Date: January 15, 2026
In this episode, Joe Rogan sits down with the legendary stuntman, comedian, and “Jackass” co-creator Johnny Knoxville for a wide-ranging, highly entertaining, and often jaw-dropping conversation. They delve deep into Knoxville’s career of stunts and mayhem, the psychology of risk-taking, iconic Jackass moments, the trajectory of physical injuries (including concussions), and profound reflections on thrill-seeking, responsibility, and surviving wild situations. They also cover the culture behind "Jackass," the darker side of pushing boundaries, and the new “Fear Factor” reboot—hosted by Knoxville himself.

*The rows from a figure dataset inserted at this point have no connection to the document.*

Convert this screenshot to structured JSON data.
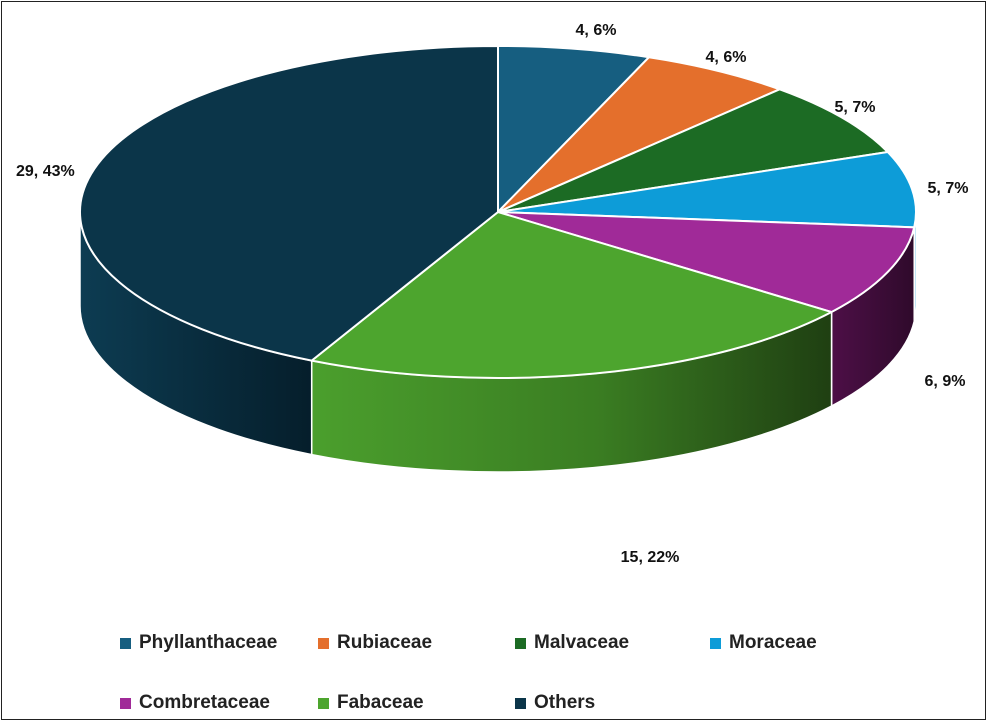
{
  "chart_data": {
    "type": "pie",
    "style": "3d-exploded-none",
    "title": "",
    "legend_position": "bottom",
    "series": [
      {
        "name": "",
        "slices": [
          {
            "category": "Phyllanthaceae",
            "value": 4,
            "percent": 6,
            "label": "4, 6%",
            "color": "#165e80"
          },
          {
            "category": "Rubiaceae",
            "value": 4,
            "percent": 6,
            "label": "4, 6%",
            "color": "#e46f2c"
          },
          {
            "category": "Malvaceae",
            "value": 5,
            "percent": 7,
            "label": "5, 7%",
            "color": "#1c6b24"
          },
          {
            "category": "Moraceae",
            "value": 5,
            "percent": 7,
            "label": "5, 7%",
            "color": "#0d9cd8"
          },
          {
            "category": "Combretaceae",
            "value": 6,
            "percent": 9,
            "label": "6, 9%",
            "color": "#a02a98"
          },
          {
            "category": "Fabaceae",
            "value": 15,
            "percent": 22,
            "label": "15, 22%",
            "color": "#4da52e"
          },
          {
            "category": "Others",
            "value": 29,
            "percent": 43,
            "label": "29, 43%",
            "color": "#0b3549"
          }
        ]
      }
    ],
    "legend": [
      "Phyllanthaceae",
      "Rubiaceae",
      "Malvaceae",
      "Moraceae",
      "Combretaceae",
      "Fabaceae",
      "Others"
    ]
  }
}
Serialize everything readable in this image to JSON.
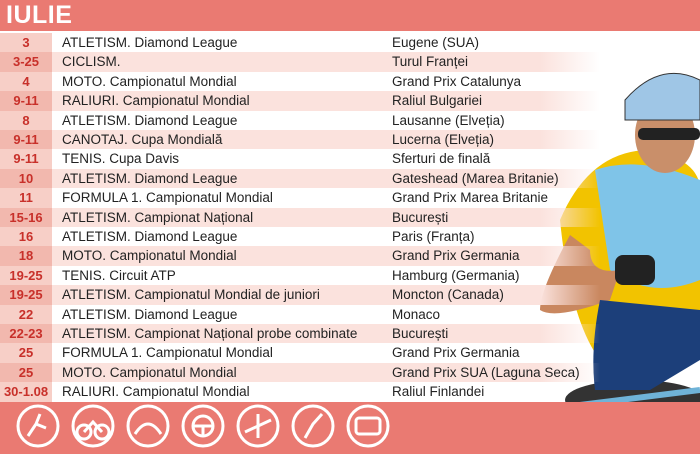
{
  "header": {
    "title": "IULIE"
  },
  "table": {
    "rows": [
      {
        "date": "3",
        "sport": "ATLETISM.",
        "detail": "Diamond League",
        "location": "Eugene (SUA)"
      },
      {
        "date": "3-25",
        "sport": "CICLISM.",
        "location": "Turul Franței"
      },
      {
        "date": "4",
        "sport": "MOTO.",
        "detail": "Campionatul Mondial",
        "location": "Grand Prix Catalunya"
      },
      {
        "date": "9-11",
        "sport": "RALIURI.",
        "detail": "Campionatul Mondial",
        "location": "Raliul Bulgariei"
      },
      {
        "date": "8",
        "sport": "ATLETISM.",
        "detail": "Diamond League",
        "location": "Lausanne (Elveția)"
      },
      {
        "date": "9-11",
        "sport": "CANOTAJ.",
        "detail": "Cupa Mondială",
        "location": "Lucerna (Elveția)"
      },
      {
        "date": "9-11",
        "sport": "TENIS.",
        "detail": "Cupa Davis",
        "location": "Sferturi de finală"
      },
      {
        "date": "10",
        "sport": "ATLETISM.",
        "detail": "Diamond League",
        "location": "Gateshead (Marea Britanie)"
      },
      {
        "date": "11",
        "sport": "FORMULA 1.",
        "detail": "Campionatul Mondial",
        "location": "Grand Prix Marea Britanie"
      },
      {
        "date": "15-16",
        "sport": "ATLETISM.",
        "detail": "Campionat Național",
        "location": "București"
      },
      {
        "date": "16",
        "sport": "ATLETISM.",
        "detail": "Diamond League",
        "location": "Paris (Franța)"
      },
      {
        "date": "18",
        "sport": "MOTO.",
        "detail": "Campionatul Mondial",
        "location": "Grand Prix Germania"
      },
      {
        "date": "19-25",
        "sport": "TENIS.",
        "detail": "Circuit ATP",
        "location": "Hamburg (Germania)"
      },
      {
        "date": "19-25",
        "sport": "ATLETISM.",
        "detail": "Campionatul Mondial de juniori",
        "location": "Moncton (Canada)"
      },
      {
        "date": "22",
        "sport": "ATLETISM.",
        "detail": "Diamond League",
        "location": "Monaco"
      },
      {
        "date": "22-23",
        "sport": "ATLETISM.",
        "detail": "Campionat Național probe combinate",
        "location": "București"
      },
      {
        "date": "25",
        "sport": "FORMULA 1.",
        "detail": "Campionatul Mondial",
        "location": "Grand Prix Germania"
      },
      {
        "date": "25",
        "sport": "MOTO.",
        "detail": "Campionatul Mondial",
        "location": "Grand Prix SUA (Laguna Seca)"
      },
      {
        "date": "30-1.08",
        "sport": "RALIURI.",
        "detail": "Campionatul Mondial",
        "location": "Raliul Finlandei"
      }
    ]
  }
}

This episode was wild, raucous, heartfelt, and at times somber. Knoxville and Rogan share a camaraderie rooted in the appreciation (and respect for the danger) of human boundaries—both physical and psychological. Knoxville emerges as both a legend of resilience and a man fully aware of his luck, his limitations, and the weighty, absurd legacy of Jackass. The dangers of seeking adrenaline for entertainment, the ethics of inspiring others, the permanence of brain trauma, and the complexity of moving forward as a performer all resonate. Ultimately, Knoxville's story is a testament to the extremities of human experience, the risk of chasing euphoria, and the beauty and peril of living life on the edge.